BRAND (bas). — Toujours elle plane et vole autour de ce tombeau, toujours elle joue au cimetière.
AGNES. — Voici le voile et le manteau de baptême. La robe est dans ce petit paquet. (Elle déploie les objets et les tient devant elle.) Mon Dieu ! qu’il était frais et gentil ! Quel ravissant bébé c’était, assis dans sa chaise, à l’église. Voici l’écharpe, et voici la casaque qu’on lui a mise à sa première sortie. Elle était trop longue alors, mais bientôt elle devint trop courte. Je la mets là, de côté. Les gants chauds, les bas… quelles petites jambes il avait !… et la capote de soie qui devait le garantir contre l’hiver… il ne l’a jamais portée, elle est toute neuve et pimpante. Oh ! voici le manteau de voyage chaud et léger, où il fut emmitouflé doucement. Quand je l’ai remis dans ce tiroir, j’étais fatiguée à mourir.
BRAND (se tordant les mains de douleur). — Épargne-moi, mon Dieu ! Je ne puis détruire ce dernier sanctuaire de l’idole. Envoie quelqu’un d’autre à ma place !

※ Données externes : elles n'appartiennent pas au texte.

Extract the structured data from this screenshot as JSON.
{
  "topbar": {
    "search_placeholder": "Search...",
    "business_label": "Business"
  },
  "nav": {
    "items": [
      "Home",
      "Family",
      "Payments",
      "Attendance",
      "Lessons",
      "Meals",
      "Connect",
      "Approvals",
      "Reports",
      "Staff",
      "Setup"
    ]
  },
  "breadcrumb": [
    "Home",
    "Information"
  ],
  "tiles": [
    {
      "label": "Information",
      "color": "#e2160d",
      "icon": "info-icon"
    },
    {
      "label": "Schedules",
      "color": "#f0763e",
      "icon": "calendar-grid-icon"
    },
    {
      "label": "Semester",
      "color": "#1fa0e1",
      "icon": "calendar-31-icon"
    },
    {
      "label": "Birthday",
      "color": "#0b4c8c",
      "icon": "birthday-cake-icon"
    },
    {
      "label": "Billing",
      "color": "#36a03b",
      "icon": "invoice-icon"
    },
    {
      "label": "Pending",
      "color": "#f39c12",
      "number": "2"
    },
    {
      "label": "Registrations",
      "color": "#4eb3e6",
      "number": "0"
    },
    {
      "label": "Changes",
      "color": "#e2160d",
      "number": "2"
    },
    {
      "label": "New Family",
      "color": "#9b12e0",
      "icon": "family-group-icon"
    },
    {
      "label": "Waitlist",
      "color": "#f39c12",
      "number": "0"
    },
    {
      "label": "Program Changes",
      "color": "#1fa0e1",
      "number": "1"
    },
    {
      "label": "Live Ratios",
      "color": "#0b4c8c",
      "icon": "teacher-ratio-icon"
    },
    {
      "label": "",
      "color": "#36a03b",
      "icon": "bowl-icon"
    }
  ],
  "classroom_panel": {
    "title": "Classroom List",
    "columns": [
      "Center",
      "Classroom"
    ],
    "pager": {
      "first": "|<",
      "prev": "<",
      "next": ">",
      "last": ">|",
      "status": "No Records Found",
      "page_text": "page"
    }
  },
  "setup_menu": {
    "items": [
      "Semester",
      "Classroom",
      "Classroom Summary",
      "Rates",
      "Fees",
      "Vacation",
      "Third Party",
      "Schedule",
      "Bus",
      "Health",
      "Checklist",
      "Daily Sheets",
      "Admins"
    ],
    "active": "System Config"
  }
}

On entend des coups violens frappés à la porte d’entrée. Agnès se retourne en poussant un cri, et aperçoit Brand. Au même instant, une femme en haillons, portant un enfant dans ses bras, se précipite par (la porte, qu’elle a vivement ouverte. Son regard avide se dirige aussitôt vers les habits de l’enfant. « Partage avec moi, mère riche ! » crie-t-elle d’une voix âpre dont Brand, saisi, croit reconnaître le timbre. Il regarde la bohémienne ; plus de doute : c’est la mère de Gerd, qui lui ressemble trait pour trait. Le prêtre pressent un nouveau malheur. Que veulent ces êtres déguenillés, qui semblent une accusation vivante ? L’expiation n’est-elle pas complète ? Le ciel demande-t-il à Agnès une plus entière soumission ? En ce cas, il faut qu’elle donne encore, qu’elle donne tout : le salut de son âme est à ce prix. « Que demandes-tu ? » dit Brand en s’approchant de la femme.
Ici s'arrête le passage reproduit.